Дед Толя растянул рот в стариковской улыбке, его раскосые глаза стали совсем узкими.
– Видал, какая прыткая, – кивнул он Пухову. – Сразу на цугундер. Мои жал елки, милая, давно быльем поросли. Зона и есть зона, чего о ней толковать. Кто этого лиха хлебнул, тот знает, а кого миновало, все одно не поймет. Нельзя это понять человеку. Но другая жизнь тоже была.
Он зачерпнул алюминиевой кружкой кроваво-черного брусничного морса из кастрюли, отер ладонью мокрую кружку и отпил крупными шумными глотками. С трудом верилось, что у него была неправдоподобная жизнь, в которой не нашлось места ни райской тишине, ни мягкой теплой траве, ни тонким влажным пальцам в его большой сильной руке, ни чьим-то глупым, счастливым, несвязным словам, порхающим, словно бабочка, влетевшая в открытое окно залитой утренним солнцем комнаты. А хранились в памяти арест, этапы, палатки, бараки, карьеры, шлихи с золотыми блестками, долины рек, убегающие в сопки. И еще – лица, будто длинный однообразный ряд фотографий, людей, чьи имена он помнил и чьи забыл. Среди них было несколько потерянных навсегда человек, которых ему очень не хватало, и он знал – таких больше никогда не встретит. Но с годами он думал о них все реже, а потом и вовсе перестал вспоминать. Почти все его годы остались позади, но он так и не мог ответить на простой, как ему казалось, вопрос: кому понадобилась его долгая странная жизнь, и успеет ли он понять, осознать еще этим земным сознанием – что же все-таки там, за тишиной?
Напившись морса, дед Толя шумно вздохнул, переводя дыхание.
– А почему вы остались? Могли ведь уехать, как другие, или некуда было? – Тамара смотрела на деда Толю почти влюбленными глазами.
Дед Толя пошел к печке, отворил дверцу, пошуровал кочергой догорающие поленья, долил в чайник воды, поставил его на печь, вернулся и сел за стол.

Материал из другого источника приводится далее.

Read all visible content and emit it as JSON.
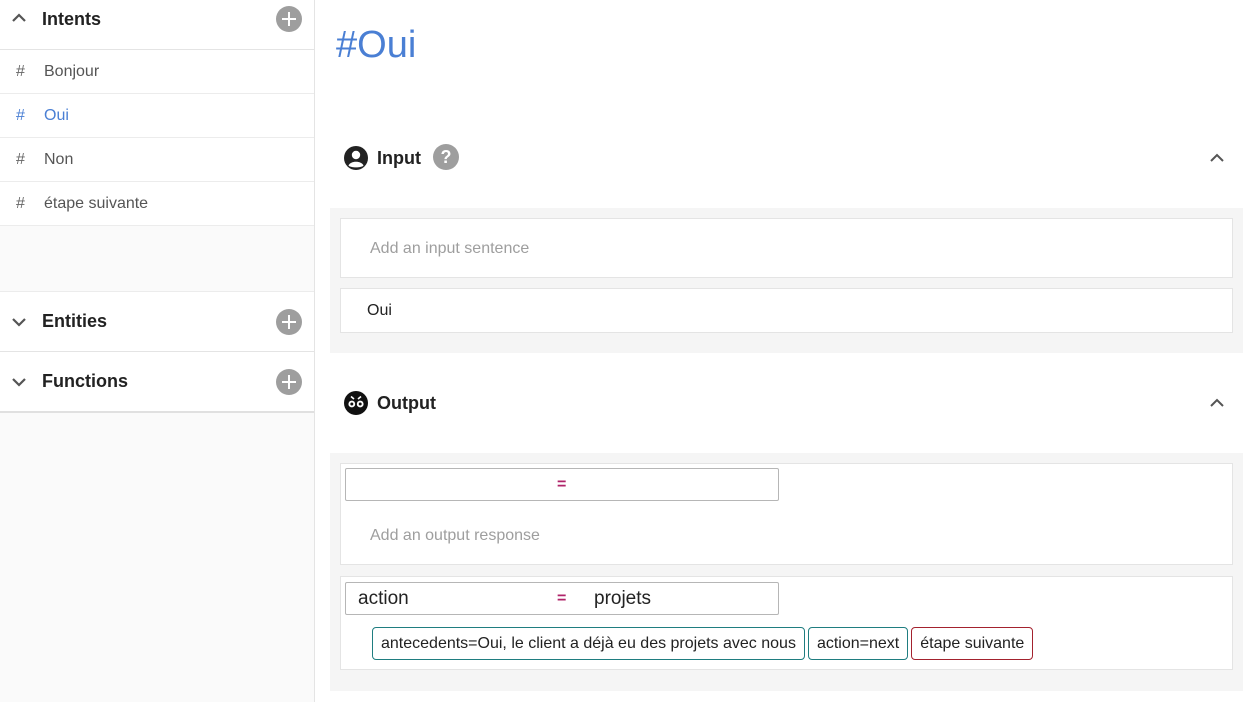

– Было куда, – поморщился он. – Детдомовский я, с малых лет один на свете, хватило бы духу. Мог! – сказал он с нажимом. – Но, хочешь – верь, хочешь – нет, понравилось мне тут. Еще на зоне мечтал по тайге с ружьишком побродить, рыбку половить. К людям приглядывался. Тут много правильного народу жило. Корявый народец, но ходовой, правильный. Простое дело – держись за него и себе слабины не давай, а он в беде не бросит. Многие тогда оставались. Девчонок по комсомольским путевкам привезли. Народ давай жениться. Такие, понимаешь, делишки. – Он помолчал. – А домой вертаться побоялся. Да… Остановил меня кто-то. – Дед погрозил кривым указательным пальцем. – Остерег от греха. Я тех двоих, что меня упекли, прибил бы. Мне еще тогда шепнули, кому обязан. Тогда же и понял: если найду – убью. А искать-то их чего? – засмеялся он. – Сидели, как зайцы под кустом.
– Все! – Пухов поднялся из-за стола. – Заканчивай интервью. Не серчай, ехать надо. – Он пожал деду руку. – За угощение – спасибо. А вы, Тамара, приезжайте, ему есть чего порассказать.
Дед Толя снял с вешалки – деревянной доски с длинными гвоздями – овчинный полушубок, накинул на плечи. Раскосые глаза его блестели, по лицу блуждало удовольствие. Помнит Пухов, хоть и директор такой махины, а прошлого держится, не брезгует за столом рюмку выпить. «Беречь таких надо», – растроганно подумал дед Толя. Эта теплая мысль сама собой возникла вместе с благодарностью, которая грела его сейчас изнутри. Помогала и выпитая водка, и он вдруг возьми да скажи, хотя минуту назад говорить вовсе не собирался:
– Чего уж, приезжайте, пожалуй, – припомнив, с каким интересом и приязнью слушала его Тамара и как у нее блестели глаза.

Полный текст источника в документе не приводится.